В тот же день я сумел застрелить еще двоих беззаботных русских солдат. Полный юношеской гордости, я сделал перочинным ножом три зарубки на прикладе своей винтовки. Я следовал этому ритуалу все время, пока со мной была моя русская винтовка с оптическим прицелом. Я сохранял эту самоубийственную привычку до тех пор, пока в следующем году трагически не погиб мой товарищ.

Сразу после моих первых успехов сержант сказал мне, что я должен докладывать о своих удачных выстрелах в штаб роты, каждый раз называя свидетелей своих попаданий из числа сержантского состава или офицеров. Но засчитывались только те попадания, которые я производил, стреляя в одиночку, а не во время общей атаки или обороны позиций. Мне пришлось завести маленькую книжечку со своим снайперским счетом, а офицер или сержант должны были подтверждать всякий раз, когда этот счет увеличивался. За каждые десять засчитанных попаданий я награждался серебряной нашивкой размером семь сантиметров в длину и один в ширину, наподобие тех, что были на воротниках у сержантов. Такие нашивки носились на левом предплечье. Но получение подтверждения попаданий было делом изматывающим. Некоторые из моих командиров завидовали моему успеху и отказывались ставить свою подпись. Особенно часто это случалось, если мое попадание наблюдали артнаводчики, которые в большинстве случаев оказывались молодыми офицерами, полными воинского идеализма. Они считали снайперов грязными убийцами и выражали свою антипатию, отказываясь подтверждать их попадания. Другая причина, по которой отношения между снайперами и артиллеристами были натянутыми, состояла в том, что снайперы привыкли приворовывать лучшую, нежели их собственная, униформу артнаводчиков. В частности, куртки, накидки и плащ-палатки. Я стал мастером такого неофициального приобретения офицерской униформы.
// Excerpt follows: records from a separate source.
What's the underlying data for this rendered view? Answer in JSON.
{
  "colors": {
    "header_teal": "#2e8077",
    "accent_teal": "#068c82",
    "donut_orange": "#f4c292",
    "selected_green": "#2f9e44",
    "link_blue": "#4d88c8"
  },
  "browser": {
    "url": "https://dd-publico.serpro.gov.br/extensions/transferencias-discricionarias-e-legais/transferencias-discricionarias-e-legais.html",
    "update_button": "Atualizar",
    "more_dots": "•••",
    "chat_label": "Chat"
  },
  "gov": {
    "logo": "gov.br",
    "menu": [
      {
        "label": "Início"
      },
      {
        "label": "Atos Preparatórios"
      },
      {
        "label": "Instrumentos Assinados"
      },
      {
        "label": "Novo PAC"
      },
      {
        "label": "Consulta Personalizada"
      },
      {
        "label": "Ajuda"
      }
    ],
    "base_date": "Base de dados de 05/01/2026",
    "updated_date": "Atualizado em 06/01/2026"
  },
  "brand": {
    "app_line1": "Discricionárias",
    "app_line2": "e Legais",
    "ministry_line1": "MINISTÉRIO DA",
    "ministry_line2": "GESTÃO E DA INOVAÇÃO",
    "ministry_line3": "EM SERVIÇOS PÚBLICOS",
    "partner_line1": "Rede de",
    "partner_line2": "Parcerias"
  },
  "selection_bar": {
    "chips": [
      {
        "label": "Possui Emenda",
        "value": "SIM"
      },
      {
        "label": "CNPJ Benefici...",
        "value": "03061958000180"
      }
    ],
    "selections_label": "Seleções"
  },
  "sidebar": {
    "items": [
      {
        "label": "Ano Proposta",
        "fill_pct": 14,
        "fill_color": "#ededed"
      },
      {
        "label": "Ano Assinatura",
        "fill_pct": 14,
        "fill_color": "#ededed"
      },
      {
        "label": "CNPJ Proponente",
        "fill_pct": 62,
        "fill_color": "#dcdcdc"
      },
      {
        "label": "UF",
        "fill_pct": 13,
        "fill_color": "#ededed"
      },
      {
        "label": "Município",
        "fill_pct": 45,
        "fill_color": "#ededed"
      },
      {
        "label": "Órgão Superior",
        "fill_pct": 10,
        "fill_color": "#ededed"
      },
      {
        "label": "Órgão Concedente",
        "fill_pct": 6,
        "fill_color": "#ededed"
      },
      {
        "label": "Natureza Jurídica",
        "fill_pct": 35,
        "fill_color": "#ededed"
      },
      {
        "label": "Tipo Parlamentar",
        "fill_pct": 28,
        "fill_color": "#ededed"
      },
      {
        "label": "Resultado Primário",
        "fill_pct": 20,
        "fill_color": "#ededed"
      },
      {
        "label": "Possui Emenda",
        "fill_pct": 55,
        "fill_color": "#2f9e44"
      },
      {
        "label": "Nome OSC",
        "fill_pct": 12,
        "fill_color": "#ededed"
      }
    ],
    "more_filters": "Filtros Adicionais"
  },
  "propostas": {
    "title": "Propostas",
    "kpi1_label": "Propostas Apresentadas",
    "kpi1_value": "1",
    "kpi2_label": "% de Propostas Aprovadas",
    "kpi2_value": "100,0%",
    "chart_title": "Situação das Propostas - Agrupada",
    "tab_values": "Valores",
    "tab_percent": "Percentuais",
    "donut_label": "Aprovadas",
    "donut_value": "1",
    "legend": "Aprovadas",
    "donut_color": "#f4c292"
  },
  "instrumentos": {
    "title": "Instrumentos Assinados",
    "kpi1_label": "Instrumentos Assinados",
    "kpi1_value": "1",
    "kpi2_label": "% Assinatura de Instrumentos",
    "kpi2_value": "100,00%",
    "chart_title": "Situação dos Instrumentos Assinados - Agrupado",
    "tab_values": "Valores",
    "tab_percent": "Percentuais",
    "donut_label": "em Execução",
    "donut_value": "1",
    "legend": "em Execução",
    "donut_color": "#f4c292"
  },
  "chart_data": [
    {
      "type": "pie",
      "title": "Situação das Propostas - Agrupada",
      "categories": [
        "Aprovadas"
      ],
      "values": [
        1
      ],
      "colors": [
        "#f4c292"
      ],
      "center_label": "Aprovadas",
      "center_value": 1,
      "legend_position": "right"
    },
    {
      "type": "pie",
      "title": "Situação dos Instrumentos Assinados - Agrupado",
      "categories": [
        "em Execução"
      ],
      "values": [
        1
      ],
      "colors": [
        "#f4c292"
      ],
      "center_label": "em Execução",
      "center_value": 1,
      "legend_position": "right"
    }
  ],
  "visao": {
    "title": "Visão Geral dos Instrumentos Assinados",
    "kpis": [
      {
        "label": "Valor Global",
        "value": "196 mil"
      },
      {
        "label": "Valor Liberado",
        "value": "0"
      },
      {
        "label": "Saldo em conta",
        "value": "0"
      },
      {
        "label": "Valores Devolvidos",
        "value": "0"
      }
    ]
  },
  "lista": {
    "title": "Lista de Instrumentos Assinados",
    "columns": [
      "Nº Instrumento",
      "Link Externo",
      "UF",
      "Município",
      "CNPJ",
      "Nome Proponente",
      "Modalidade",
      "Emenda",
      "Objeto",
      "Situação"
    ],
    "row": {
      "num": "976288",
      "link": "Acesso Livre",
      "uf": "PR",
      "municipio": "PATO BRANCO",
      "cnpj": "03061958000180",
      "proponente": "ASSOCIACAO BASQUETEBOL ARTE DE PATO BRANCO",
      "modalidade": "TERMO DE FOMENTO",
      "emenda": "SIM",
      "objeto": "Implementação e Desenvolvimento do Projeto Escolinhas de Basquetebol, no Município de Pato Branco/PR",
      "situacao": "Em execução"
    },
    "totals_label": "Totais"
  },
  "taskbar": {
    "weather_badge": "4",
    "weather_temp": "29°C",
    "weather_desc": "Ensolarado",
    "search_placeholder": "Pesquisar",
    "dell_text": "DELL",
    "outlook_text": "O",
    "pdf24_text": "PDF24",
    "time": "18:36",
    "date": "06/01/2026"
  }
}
В течение последующих четырнадцати дней мои снайперские выстрелы достигали цели двадцать семь раз, и моя новая специализация быстро превратилась в рутину. Как новичку, мне тем не менее исключительно везло, поскольку русские снайперы избегали меня, не зная о том, что на самом деле я не являюсь профессионалом. Часть фронта, где находилась моя рота, оставалась относительно тихой. Это давало мне возможность учиться на собственном опыте и собственных ошибках. Большинство начинающих снайперов такой возможности не имели, и за свои ошибки они нередко платили жизнью.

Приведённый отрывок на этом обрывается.